Changing the Math on Alzheimer’s

Today’s guest blog comes from Dave Ricks, Lilly Chairman and CEO.

Alzheimer’s is one of the most feared diseases in the world—for good reason. It robs people of their pasts and their futures. And no treatment slows it down.

Without an effective therapy, the Alzheimer’s health crisis will become a global economic crisis. Already, the U.S. government spends more than $20 million an hour caring for Alzheimer’s patients. Globally, the costs of caring for Alzheimer’s patients are expected to double in the next decade, as the number of people suffering from this memory-robbing disease spikes from 50 million to more than 80 million.

In a recent op-ed in the Financial Times, I wrote that innovation can change the alarming math of Alzheimer’s. But to do that, governments need to change the math for innovators. The costs of bringing an Alzheimer’s drug through the regulatory process are more than double the norm—due to longer testing times, higher failure rates and extra challenges for doctors caring for patients.

(For a fuller discussion of the challenges of Alzheimer’s—and potential solutions—check out the 2019 Global Innovation Index.)

Problems with IP Policy

One solution is in intellectual property rules. Patents and other IP rules limit the period during which an innovator pharmaceutical company can recoup its development costs. So companies tend to focus their investments in disease areas with faster clinical trials and lower failure rates than Alzheimer’s.

Pharmaceutical companies are studying more than 20 times as many drugs for cancer than for Alzheimer’s, even though the global societal costs of each disease are about the same. Funding flows to cancers and stages of cancer where potential survival times are shorter—because longer trials needed for earlier interventions or slower-progressing cancers consume too much of a drug’s patent life.

Patents provide 20 years of protection for a new medicine. But that 20-year clock starts before clinical trials begin—years before a medicine is approved for sale. So every extra year of clinical testing means one less year in patent-protected sales.

Over the past two decades, average post-approval patent life in the U.S. and Europe has fallen to 13 years. The combination of lengthening development timelines and fixed patent terms creates a perverse incentive for innovators to prioritize molecules with faster development times, not necessarily the medicines patients need most.

Some governments have tried to compensate for these perverse incentives with patent-term extension policies, which restore some of the time lost due to extensive clinical testing. That’s good, but the better fix may be data exclusivity.

Solution: Data Exclusivity

Data exclusivity prevents a second company from introducing a copycat version of a medicine without first generating its own clinical studies. Data exclusivity begins on the date a medicine is approved by regulators, which offsets the years of patent life lost due to extended clinical trials. Just one additional year of exclusivity has been shown to make a significant difference on R&D investment.
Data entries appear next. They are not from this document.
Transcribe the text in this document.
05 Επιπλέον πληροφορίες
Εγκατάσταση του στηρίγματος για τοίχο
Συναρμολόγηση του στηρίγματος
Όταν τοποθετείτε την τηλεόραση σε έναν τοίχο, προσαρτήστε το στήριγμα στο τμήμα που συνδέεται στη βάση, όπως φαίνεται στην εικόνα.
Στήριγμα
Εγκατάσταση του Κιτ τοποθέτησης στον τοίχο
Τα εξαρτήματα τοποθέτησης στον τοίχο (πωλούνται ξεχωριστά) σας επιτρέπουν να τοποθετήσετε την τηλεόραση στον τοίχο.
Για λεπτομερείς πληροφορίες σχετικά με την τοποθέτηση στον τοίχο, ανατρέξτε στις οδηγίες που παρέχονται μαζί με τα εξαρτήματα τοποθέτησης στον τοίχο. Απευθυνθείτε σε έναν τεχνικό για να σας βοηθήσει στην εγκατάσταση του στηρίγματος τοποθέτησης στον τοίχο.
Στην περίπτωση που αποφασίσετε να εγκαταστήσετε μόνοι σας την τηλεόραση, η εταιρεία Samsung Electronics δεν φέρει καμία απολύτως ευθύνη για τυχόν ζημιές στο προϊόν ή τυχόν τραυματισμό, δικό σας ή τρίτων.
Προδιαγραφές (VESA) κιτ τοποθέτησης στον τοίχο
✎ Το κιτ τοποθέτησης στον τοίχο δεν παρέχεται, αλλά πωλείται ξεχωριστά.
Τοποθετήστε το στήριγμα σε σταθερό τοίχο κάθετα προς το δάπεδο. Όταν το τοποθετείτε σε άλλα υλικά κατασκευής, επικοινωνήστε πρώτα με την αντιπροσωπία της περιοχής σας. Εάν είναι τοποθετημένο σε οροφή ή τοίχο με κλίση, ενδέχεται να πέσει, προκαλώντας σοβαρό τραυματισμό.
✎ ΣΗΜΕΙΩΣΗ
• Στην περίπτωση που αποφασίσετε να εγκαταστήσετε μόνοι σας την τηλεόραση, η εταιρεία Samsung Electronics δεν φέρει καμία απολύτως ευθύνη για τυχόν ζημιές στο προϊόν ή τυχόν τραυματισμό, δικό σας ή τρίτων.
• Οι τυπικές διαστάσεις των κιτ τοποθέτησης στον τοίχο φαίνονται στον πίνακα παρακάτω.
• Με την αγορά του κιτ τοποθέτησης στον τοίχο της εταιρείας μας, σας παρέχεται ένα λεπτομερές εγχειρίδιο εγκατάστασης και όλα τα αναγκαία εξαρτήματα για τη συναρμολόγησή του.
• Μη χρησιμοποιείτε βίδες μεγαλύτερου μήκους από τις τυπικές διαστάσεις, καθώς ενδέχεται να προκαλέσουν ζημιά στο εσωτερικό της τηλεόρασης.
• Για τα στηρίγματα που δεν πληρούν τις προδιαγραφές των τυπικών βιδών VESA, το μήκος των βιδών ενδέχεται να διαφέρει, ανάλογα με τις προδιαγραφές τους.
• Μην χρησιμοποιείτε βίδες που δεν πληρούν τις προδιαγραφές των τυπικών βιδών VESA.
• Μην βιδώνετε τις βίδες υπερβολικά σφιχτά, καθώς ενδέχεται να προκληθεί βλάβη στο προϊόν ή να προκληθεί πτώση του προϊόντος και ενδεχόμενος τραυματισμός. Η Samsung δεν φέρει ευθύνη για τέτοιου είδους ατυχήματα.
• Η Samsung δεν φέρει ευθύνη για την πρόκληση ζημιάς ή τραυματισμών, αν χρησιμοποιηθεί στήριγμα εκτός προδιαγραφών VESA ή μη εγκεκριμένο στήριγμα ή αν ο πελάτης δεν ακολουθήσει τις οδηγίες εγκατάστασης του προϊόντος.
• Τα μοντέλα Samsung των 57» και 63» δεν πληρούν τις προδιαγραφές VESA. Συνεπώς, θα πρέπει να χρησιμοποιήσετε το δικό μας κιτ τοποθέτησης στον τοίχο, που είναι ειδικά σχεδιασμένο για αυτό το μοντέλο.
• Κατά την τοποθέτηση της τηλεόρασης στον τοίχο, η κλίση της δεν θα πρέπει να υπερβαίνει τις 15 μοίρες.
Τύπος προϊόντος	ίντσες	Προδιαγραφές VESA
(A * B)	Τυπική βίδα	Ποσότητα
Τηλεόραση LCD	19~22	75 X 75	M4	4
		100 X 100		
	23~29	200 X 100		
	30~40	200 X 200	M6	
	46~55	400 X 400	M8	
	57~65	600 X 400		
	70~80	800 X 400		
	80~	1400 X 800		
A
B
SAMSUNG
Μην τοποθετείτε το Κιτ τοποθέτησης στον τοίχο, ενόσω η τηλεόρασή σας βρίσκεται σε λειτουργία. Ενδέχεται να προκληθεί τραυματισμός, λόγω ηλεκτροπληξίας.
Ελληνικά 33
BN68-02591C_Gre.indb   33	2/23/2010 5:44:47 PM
There is a patchwork of terms of data exclusivity around the world—from as high as 12 years to as little as none. Making at least 12 years the standard would spur investment into difficult and slow-progressing diseases like Alzheimer’s.

Data exclusivity offers a small or perhaps even no benefit for medicines that are developed quickly—because the period of exclusivity will entirely overlap with the patent term. But for drugs that use up most of their patent life in clinical trials, data exclusivity can extend the innovator company’s rights so they are similar to a drug that could be developed more quickly. As a result, it can drive more investment into difficult and slower-progressing diseases.

Hope for Patients

Lilly has experienced this dynamic first hand with one molecule in our pipeline, which we continue to test in Alzheimer’s patients. The U.S. patent on this molecule will expire soon, in 2021. Yet Lilly continues to manufacture and test this molecule because the 12 years of data exclusivity in the U.S. and 10 in Europe still offer some incentive to invest in it. Without data exclusivity, this molecule—and many other promising compounds—would have almost no hope of reaching patients.

Extending data exclusivity is an unpopular idea with many people who believe the key to pharmaceutical affordability is to reduce the duration of IP protections. But I believe an appropriate period of data exclusivity is essential to generate the investment necessary to create a sufficient supply of disease-modifying Alzheimer’s medicines to begin with.

 A strong IP system produces more breakthroughs today and more bargains tomorrow. That’s what patients are counting on. Their hope—and ours—is to find a breakthrough now.